The second problem in the construction of index numbers is the selection of the commodities. Since all commodities cannot be included, only representative commodities should be selected keeping in view the purpose and type of the index number.

3. Collection of Prices:

After selecting the commodities, the next problem is regarding the collection of their prices:

(a) From where the prices to be collected;

(b) Whether to choose wholesale prices or retail prices;

(c) Whether to include taxes in the prices or not etc.

While collecting prices, the following points are to be noted:

(a) Prices are to be collected from those places where a particular commodity is traded in large quantities.

(b) Published information regarding the prices should also be utilised,

(c) In selecting individuals and institutions who would supply price quotations, care should be taken that they are not biased.

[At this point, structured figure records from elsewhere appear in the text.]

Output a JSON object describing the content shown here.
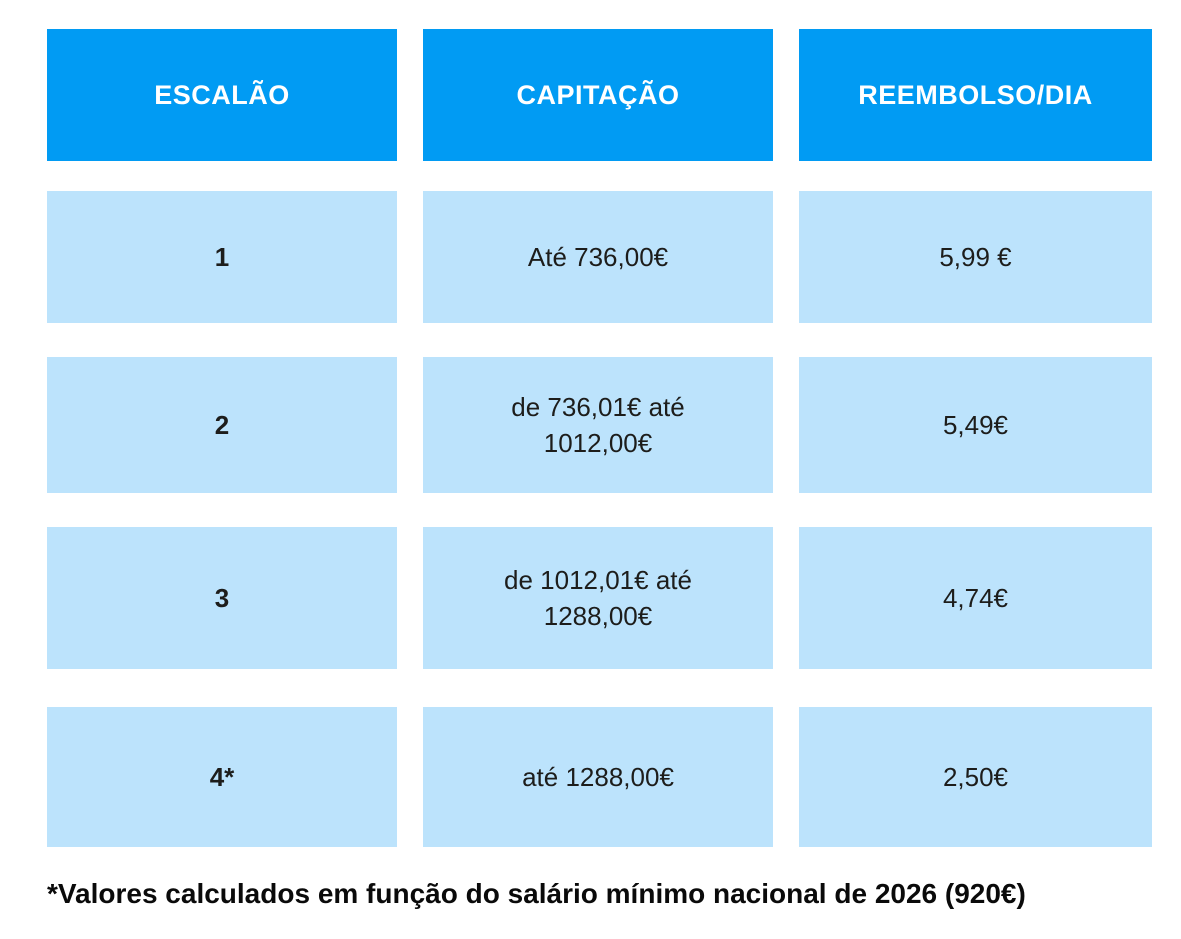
{
  "colors": {
    "header_bg": "#019BF3",
    "cell_bg": "#BCE3FC",
    "header_text": "#FFFFFF",
    "cell_text": "#1D1D1B"
  },
  "chart_data": {
    "type": "table",
    "title": "",
    "columns": [
      "ESCALÃO",
      "CAPITAÇÃO",
      "REEMBOLSO/DIA"
    ],
    "rows": [
      {
        "escalao": "1",
        "capitacao": "Até 736,00€",
        "reembolso_dia": "5,99 €"
      },
      {
        "escalao": "2",
        "capitacao": "de 736,01€ até\n1012,00€",
        "reembolso_dia": "5,49€"
      },
      {
        "escalao": "3",
        "capitacao": "de 1012,01€ até\n1288,00€",
        "reembolso_dia": "4,74€"
      },
      {
        "escalao": "4*",
        "capitacao": "até 1288,00€",
        "reembolso_dia": "2,50€"
      }
    ],
    "footnote": "*Valores calculados em função do salário mínimo nacional de 2026 (920€)"
  }
}
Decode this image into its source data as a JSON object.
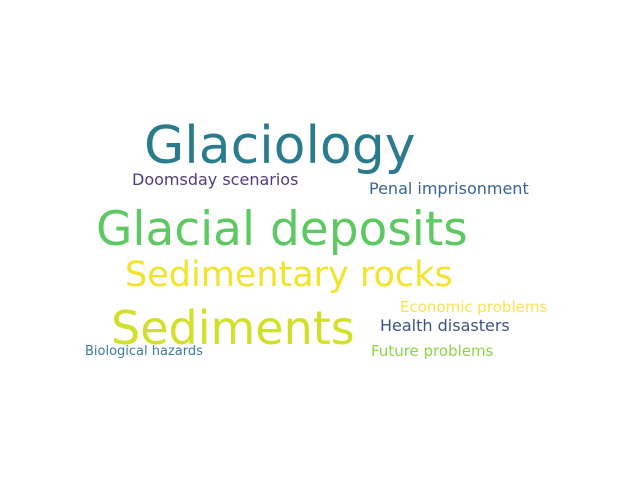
{
  "words": [
    {
      "id": "glaciology",
      "text": "Glaciology",
      "color": "#2a7b8e"
    },
    {
      "id": "doomsday",
      "text": "Doomsday scenarios",
      "color": "#4d3d7e"
    },
    {
      "id": "penal",
      "text": "Penal imprisonment",
      "color": "#3a6592"
    },
    {
      "id": "glacial",
      "text": "Glacial deposits",
      "color": "#5ec962"
    },
    {
      "id": "sedrocks",
      "text": "Sedimentary rocks",
      "color": "#f3e32b"
    },
    {
      "id": "economic",
      "text": "Economic problems",
      "color": "#fde34b"
    },
    {
      "id": "sediments",
      "text": "Sediments",
      "color": "#d2e02a"
    },
    {
      "id": "health",
      "text": "Health disasters",
      "color": "#3b5387"
    },
    {
      "id": "bio",
      "text": "Biological hazards",
      "color": "#3f7aa3"
    },
    {
      "id": "future",
      "text": "Future problems",
      "color": "#8bd646"
    }
  ]
}
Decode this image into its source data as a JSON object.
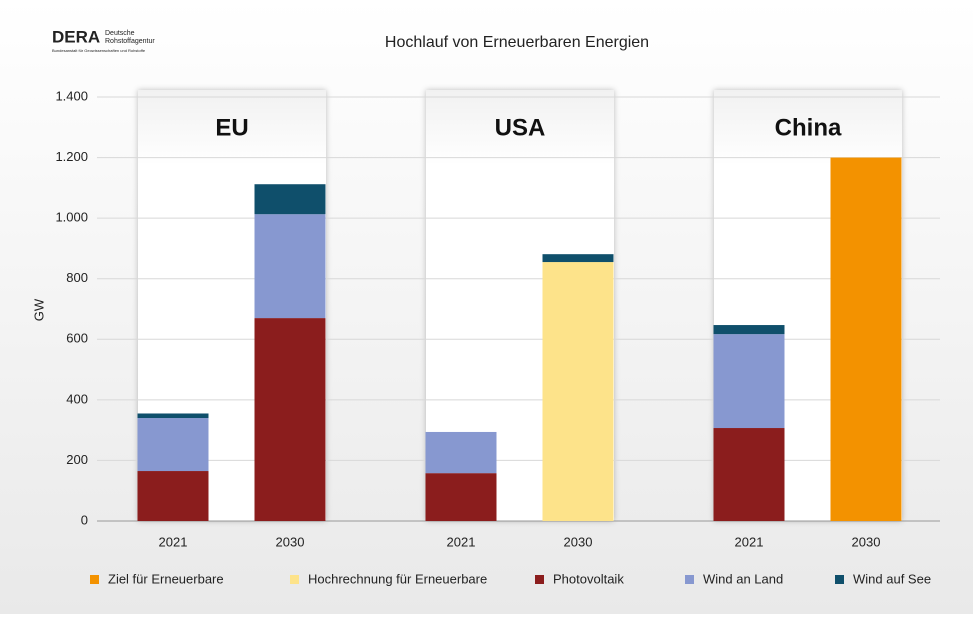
{
  "logo": {
    "name": "DERA",
    "line1": "Deutsche",
    "line2": "Rohstoffagentur",
    "line3": "Bundesanstalt für Geowissenschaften und Rohstoffe"
  },
  "chart_data": {
    "type": "stacked_bar",
    "title": "Hochlauf von Erneuerbaren Energien",
    "y_label": "GW",
    "groups": [
      "EU",
      "USA",
      "China"
    ],
    "categories": [
      "2021",
      "2030",
      "2021",
      "2030",
      "2021",
      "2030"
    ],
    "series": [
      {
        "name": "Ziel für Erneuerbare",
        "color": "#f39200",
        "values": [
          null,
          null,
          null,
          null,
          null,
          1200
        ]
      },
      {
        "name": "Hochrechnung für Erneuerbare",
        "color": "#fde38a",
        "values": [
          null,
          null,
          null,
          855,
          null,
          null
        ]
      },
      {
        "name": "Photovoltaik",
        "color": "#8b1d1d",
        "values": [
          165,
          670,
          158,
          null,
          307,
          null
        ]
      },
      {
        "name": "Wind an Land",
        "color": "#8798d0",
        "values": [
          175,
          343,
          136,
          null,
          310,
          null
        ]
      },
      {
        "name": "Wind auf See",
        "color": "#0f4f6b",
        "values": [
          15,
          99,
          null,
          26,
          30,
          null
        ]
      }
    ],
    "ylim": [
      0,
      1400
    ],
    "yticks": [
      0,
      200,
      400,
      600,
      800,
      {
        "value": 1000,
        "label": "1.000"
      },
      {
        "value": 1200,
        "label": "1.200"
      },
      {
        "value": 1400,
        "label": "1.400"
      }
    ],
    "grid": true
  }
}
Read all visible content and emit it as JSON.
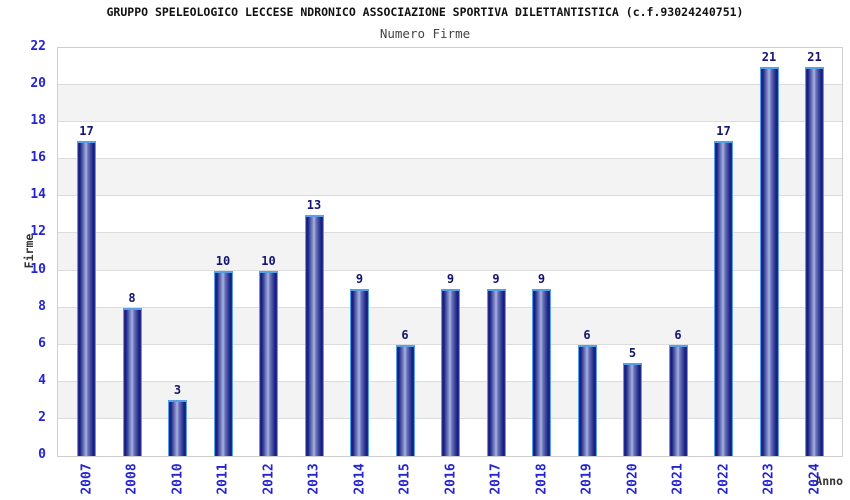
{
  "header": {
    "title": "GRUPPO SPELEOLOGICO LECCESE NDRONICO ASSOCIAZIONE SPORTIVA DILETTANTISTICA (c.f.93024240751)",
    "subtitle": "Numero Firme"
  },
  "chart_data": {
    "type": "bar",
    "title": "GRUPPO SPELEOLOGICO LECCESE NDRONICO ASSOCIAZIONE SPORTIVA DILETTANTISTICA (c.f.93024240751)",
    "subtitle": "Numero Firme",
    "categories": [
      "2007",
      "2008",
      "2010",
      "2011",
      "2012",
      "2013",
      "2014",
      "2015",
      "2016",
      "2017",
      "2018",
      "2019",
      "2020",
      "2021",
      "2022",
      "2023",
      "2024"
    ],
    "values": [
      17,
      8,
      3,
      10,
      10,
      13,
      9,
      6,
      9,
      9,
      9,
      6,
      5,
      6,
      17,
      21,
      21
    ],
    "xlabel": "Anno",
    "ylabel": "Firme",
    "ylim": [
      0,
      22
    ],
    "yticks": [
      0,
      2,
      4,
      6,
      8,
      10,
      12,
      14,
      16,
      18,
      20,
      22
    ],
    "grid": true,
    "legend_position": "none",
    "bar_value_labels_shown": true,
    "colors": {
      "bar_border": "#55a0e8",
      "bar_dark": "#171d7e",
      "bar_mid": "#6b77bd",
      "bar_light": "#aab2dc",
      "tick_label": "#2424d0",
      "value_label": "#14146e",
      "band_gray": "#f3f3f3",
      "gridline": "#dcdcdc",
      "plot_border": "#cfcfcf",
      "title": "#111111",
      "subtitle": "#444444",
      "axis_label": "#333333"
    }
  }
}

(d) Selection of wholesale or retail prices depends upon the type of index number to be prepared. Wholesale prices are used in the construction of general price index and retail prices are used in the construction of cost-of-living index number.

4. Selection of Average:

Since the index numbers are, a specialised average, the fourth problem is to choose a suitable average.

5. Selection of Weights:

Generally, all the commodities included in the construction’ of index numbers are not of equal importance. Therefore, if the index numbers are to be representative, proper weights should be assigned to the commodities according to their relative importance.

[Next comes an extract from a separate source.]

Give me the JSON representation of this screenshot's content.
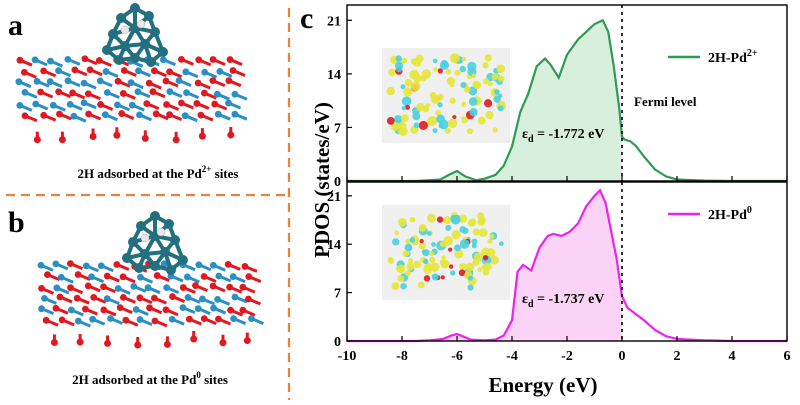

For example, the prices of books will be given more weightage while preparing the cost-of-living index for teachers than while preparing the cost-of-living index for the workers. Weights should be unbiased and be rationally and not arbitrarily selected.

6. Calculation.

**SOME IMPORTANT INDEX NUMBERS**

Consumer price index Consumer price index (CPI), also known as the cost of living index, measures the average change in retail prices. Consider the statement that the CPI for industrial workers (2001=100) is 277 in December 2014. What does this statement mean? It means that if the industrial worker was spending Rs 100 in 2001 for a typical basket of commodities, he needs Rs 277 in December 2014 to be able to buy an identical basket of commodities. It is not necessary that he/she buys the basket. Consumer Price Index Number Government agencies in India prepare a large number of consumer price index numbers. Some of them are as follows:

• Consumer Price Index Numbers for Industrial Workers with base 2001=100. Value of Index in May 2017 was 278.

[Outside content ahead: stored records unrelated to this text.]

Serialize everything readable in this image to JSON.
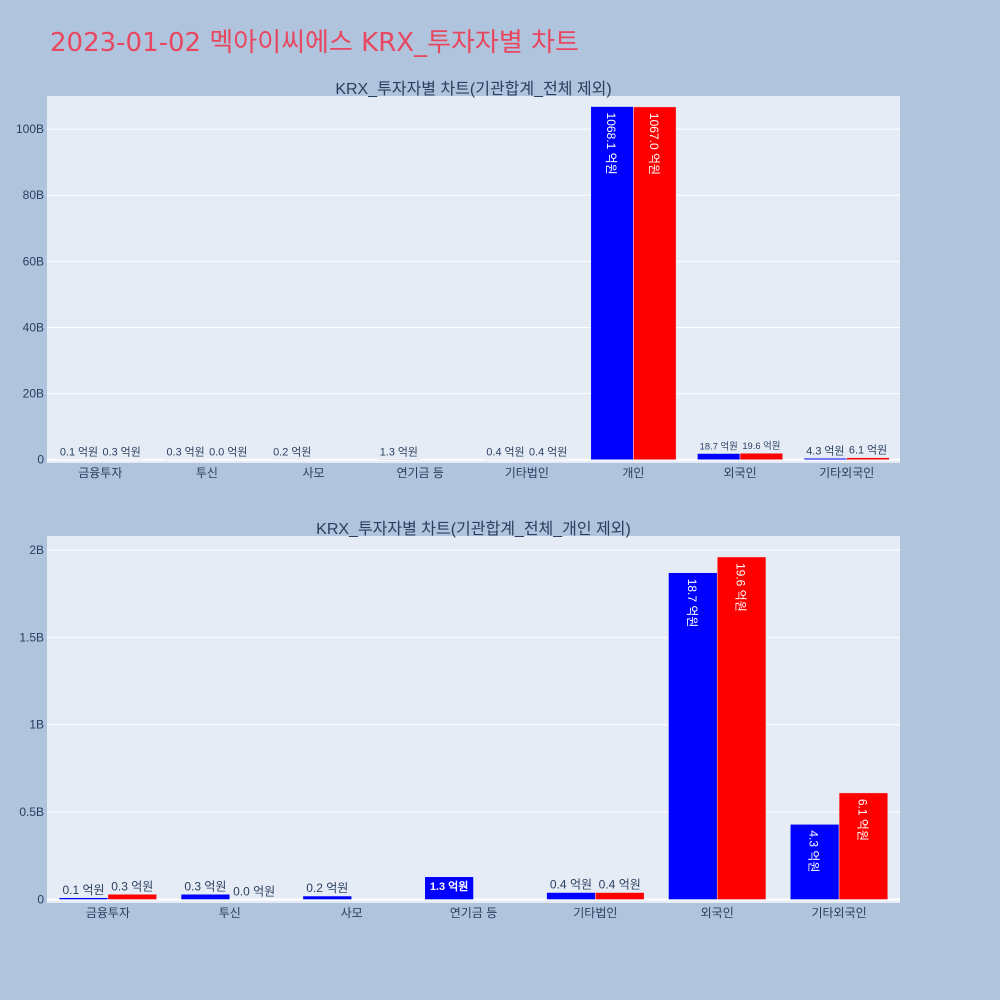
{
  "page": {
    "title": "2023-01-02 멕아이씨에스 KRX_투자자별 차트"
  },
  "colors": {
    "background": "#b0c4de",
    "plot_background": "#e5ecf6",
    "series_1": "#0000ff",
    "series_2": "#ff0000",
    "title": "#e8475f",
    "text": "#2a3f5f"
  },
  "chart_data": [
    {
      "type": "bar",
      "title": "KRX_투자자별 차트(기관합계_전체 제외)",
      "categories": [
        "금융투자",
        "투신",
        "사모",
        "연기금 등",
        "기타법인",
        "개인",
        "외국인",
        "기타외국인"
      ],
      "series": [
        {
          "values": [
            10000000,
            30000000,
            20000000,
            130000000,
            40000000,
            106810000000,
            1870000000,
            430000000
          ],
          "labels": [
            "0.1 억원",
            "0.3 억원",
            "0.2 억원",
            "1.3 억원",
            "0.4 억원",
            "1068.1 억원",
            "18.7 억원",
            "4.3 억원"
          ]
        },
        {
          "values": [
            30000000,
            0,
            null,
            null,
            40000000,
            106700000000,
            1960000000,
            610000000
          ],
          "labels": [
            "0.3 억원",
            "0.0 억원",
            null,
            null,
            "0.4 억원",
            "1067.0 억원",
            "19.6 억원",
            "6.1 억원"
          ]
        }
      ],
      "ylim": [
        -1000000000,
        110000000000
      ],
      "y_ticks": [
        0,
        20000000000,
        40000000000,
        60000000000,
        80000000000,
        100000000000
      ],
      "y_tick_labels": [
        "0",
        "20B",
        "40B",
        "60B",
        "80B",
        "100B"
      ],
      "grid": true,
      "barmode": "group"
    },
    {
      "type": "bar",
      "title": "KRX_투자자별 차트(기관합계_전체_개인 제외)",
      "categories": [
        "금융투자",
        "투신",
        "사모",
        "연기금 등",
        "기타법인",
        "외국인",
        "기타외국인"
      ],
      "series": [
        {
          "values": [
            10000000,
            30000000,
            20000000,
            130000000,
            40000000,
            1870000000,
            430000000
          ],
          "labels": [
            "0.1 억원",
            "0.3 억원",
            "0.2 억원",
            "1.3 억원",
            "0.4 억원",
            "18.7 억원",
            "4.3 억원"
          ]
        },
        {
          "values": [
            30000000,
            0,
            null,
            null,
            40000000,
            1960000000,
            610000000
          ],
          "labels": [
            "0.3 억원",
            "0.0 억원",
            null,
            null,
            "0.4 억원",
            "19.6 억원",
            "6.1 억원"
          ]
        }
      ],
      "ylim": [
        -20000000,
        2080000000
      ],
      "y_ticks": [
        0,
        500000000,
        1000000000,
        1500000000,
        2000000000
      ],
      "y_tick_labels": [
        "0",
        "0.5B",
        "1B",
        "1.5B",
        "2B"
      ],
      "grid": true,
      "barmode": "group"
    }
  ]
}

• All-India Consumer Price Index Numbers for Agricultural Labourers with base 1986- 87=100. Value of Index in May 2017 was 872.

• All-India Consumer Price Index Numbers for Rural Labourers with base 1986-87=100. Value of Index in May 2017 was 878.

• All-India Rural Consumer Index with base 2012 = 100. Value of Index in May 2017 was 133.3

• All-India Urban Consumer Price Index with base 2012 = 100. Value of Index in May 2017 was 129.3

All-India Combined Consumer Price with base 2012 = 100. Value of Index in May 2017 was 131.4 In addition, these indices are available at the state level.

The Reserve Bank of India is using the All-India Combined Consumer Price Index as the main measure of how consumer prices are changing.

Therefore, some details are necessary about this index number. This index is now being prepared with base 2012 = 100 and many improvements have been made in accordance with international standards.

Wholesale Price Index The Wholesale price index number indicates the change in the general price level. Unlike the CPI, it does not have any reference consumer category. The Wholesale Price Index is now being prepared with base 2011-12 = 100. The value of the index for May 2017 was 112.8.

SENSEX

Sensex is the short form of Bombay Stock Exchange Sensitive Index with 1978–79 as base. The value of the sensex is with reference to this period.

Consumer index number (CPI) or cost of living index numbers are helpful in wage negotiation, formulation of income policy, price policy, rent control, taxation and general economic policy formulation.

• The wholesale price index (WPI) is used to eliminate the effect of changes in prices on aggregates, such as national income, capital formation, etc.

• The WPI is widely used to measure the rate of inflation. CPI are used in calculating the purchasing power of money and real wage.